09 May 2014

A Single Night at the Opera

If I could see only one performance this season,
I’m grateful this was it.

Ya think ya know somebody. On Tuesday evening, I emerged from my writer’s seclusion for the first time all season to attend a performance at the Metropolitan Opera. I thought I knew what I was getting into: Joyce DiDonato was singing the role of Angelina in Rossini’s La Cenerentola (Cinderella). I’ve heard her do this. I’ve seen her do this. I have a CD and a DVD to play any time I want to relive the experience.

What’s more, I’ve heard her sing the tour-de-force double aria, “Nacqui all’affanno … Non più mesta,” several other times, in concert. Really, I knew what to expect. It’s not that Joyce’s interpretation is graven in stone, mind you: she’s always got surprises for me, and she’s always looking for ways to enrich her singing. Each time, she finds something fresh and meaningful. If she’s ever said, “That’s good enough, we can stop now,” I’m unaware of it, and frankly, I can’t even imagine it.
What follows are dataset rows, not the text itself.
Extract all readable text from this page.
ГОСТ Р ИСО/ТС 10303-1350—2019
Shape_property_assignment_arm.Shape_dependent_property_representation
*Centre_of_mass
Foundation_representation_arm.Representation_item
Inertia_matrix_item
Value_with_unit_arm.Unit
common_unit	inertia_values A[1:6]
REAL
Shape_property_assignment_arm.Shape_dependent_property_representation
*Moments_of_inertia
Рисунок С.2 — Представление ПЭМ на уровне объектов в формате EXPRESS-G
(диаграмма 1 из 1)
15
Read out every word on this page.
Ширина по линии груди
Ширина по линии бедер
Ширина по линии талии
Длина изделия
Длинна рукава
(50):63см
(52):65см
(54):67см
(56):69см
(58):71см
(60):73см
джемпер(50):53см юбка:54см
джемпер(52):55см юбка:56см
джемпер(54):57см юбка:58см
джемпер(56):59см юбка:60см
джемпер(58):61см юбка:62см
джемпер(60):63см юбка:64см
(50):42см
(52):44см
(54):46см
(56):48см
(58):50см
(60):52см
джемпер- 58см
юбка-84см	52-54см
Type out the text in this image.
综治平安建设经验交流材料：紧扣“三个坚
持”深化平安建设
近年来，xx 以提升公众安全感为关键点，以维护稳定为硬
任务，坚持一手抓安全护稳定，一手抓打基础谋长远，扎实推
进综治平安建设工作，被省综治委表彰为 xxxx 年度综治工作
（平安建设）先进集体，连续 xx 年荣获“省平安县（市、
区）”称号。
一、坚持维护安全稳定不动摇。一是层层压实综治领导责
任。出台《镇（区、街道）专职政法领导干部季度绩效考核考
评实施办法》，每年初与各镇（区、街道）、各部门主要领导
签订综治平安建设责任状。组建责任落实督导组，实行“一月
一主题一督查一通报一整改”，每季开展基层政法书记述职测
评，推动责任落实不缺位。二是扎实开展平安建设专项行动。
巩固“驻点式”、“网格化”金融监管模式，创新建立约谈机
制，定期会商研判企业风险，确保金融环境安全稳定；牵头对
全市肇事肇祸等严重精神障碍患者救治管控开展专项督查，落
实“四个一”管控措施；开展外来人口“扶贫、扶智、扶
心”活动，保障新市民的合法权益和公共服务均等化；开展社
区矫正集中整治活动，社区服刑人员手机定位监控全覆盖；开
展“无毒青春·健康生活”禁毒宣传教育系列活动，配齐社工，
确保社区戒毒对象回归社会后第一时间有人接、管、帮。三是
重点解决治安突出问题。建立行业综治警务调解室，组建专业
Reader, I’m a fool. When we got to the end of Act II, and Joyce knocked me flat. Nothing — not even the performance she’d given leading up to “Nacqui” — could have prepared me for what she did.

All evening, she’d been locating new colors, new tones. The way she sings her little fairy tale at the start of the opera — so internally, just daydreaming, but we hear her (and so do her Stepsisters). The way she pleads with the Prince’s Valet to persuade her Stepfather (yeah, in this version, the Stepmother is a dude) to let her go to the ball. The way she takes her leave of the Prince at the ball. It was all new, all truthful, all gorgeous.

In this production, when the Prince asks her to marry him, Angelina runs offstage for half a second, changes into a wedding gown, and ascends to join him atop a giant wedding cake. But for “Nacqui,” she descends again, to tell her Stepfather and Stepsisters that she forgives them: she is their “daughter, sister, friend.” And in the coloratura fireworks that follow, Joyce never loses the heart that lies within the notes: the joy she feels and expresses stems directly from her embrace of the people who were cruel to her.

I’d been thinking a lot about the theme of forgiveness that runs through so much of Joyce’s work — remarkable, when you consider that she didn’t write the words and music herself, and has to adapt her talent and her perspectives to those of other artists. Recently in Madison, Wisconsin, Michael Mayes and Susanne Mentzer sang Jake Heggie’s Dead Man Walking, an opera that argues for the necessity of forgiveness, even in the face of the worst evil: we must ask forgiveness, and we must grant forgiveness. Joyce sang the role of Sister Helen Prejean in the opera’s New York premiere, and it’s stayed with her — as it’s stayed with everyone who’s come near it.

What does Cinderella have to do with Sister Helen? Forgiveness. Healing. Strength. Compassion. And Joyce.

Cenerentola is a comedy, and while it’s a truth universal that everybody cries at weddings, I wasn’t expecting the purely emotional reaction I had on Tuesday night. When I went backstage, I could hardly speak, I was so choked up. Though really, it’s okay that I didn’t try to monopolize her any longer than I did.

Joyce belongs to the world now, and since the Madeline Kahn biography is entering a new phase (editing and production!), I’ve got some catching up to do: for example, I haven’t written about the master class that I attended at Juilliard, where Joyce was greeted not merely as a kindred spirit, not merely as an artist, but as a role model and guide. (And in at least one case, she was greeted as a cougar. It was clear that one fellow had devoted a great deal of thought to Joyce before he met her, and not entirely about her musicianship, and seeing her before him, in sexy-sexy boots, he could barely concentrate.) She’s still the same darling woman she’s always been — but I have to share her with more and more people, every day.

You can share her tomorrow afternoon, when the Met simulcasts the final performance of Cenerentola in movie theaters around the world. There will be a repeat, and ultimately the video is liable to wind up on PBS and on DVD. You owe it to yourself to witness Joyce’s magic.


Chanterelle said...

The book is finally in production? Go, Bill!!!

And yes, Joyce is a treasure, one of a kind.


William V. Madison said...

Yes, Susan, we're at least one or two steps closer to seeing the book in print. Expect a "Progress Report" soon.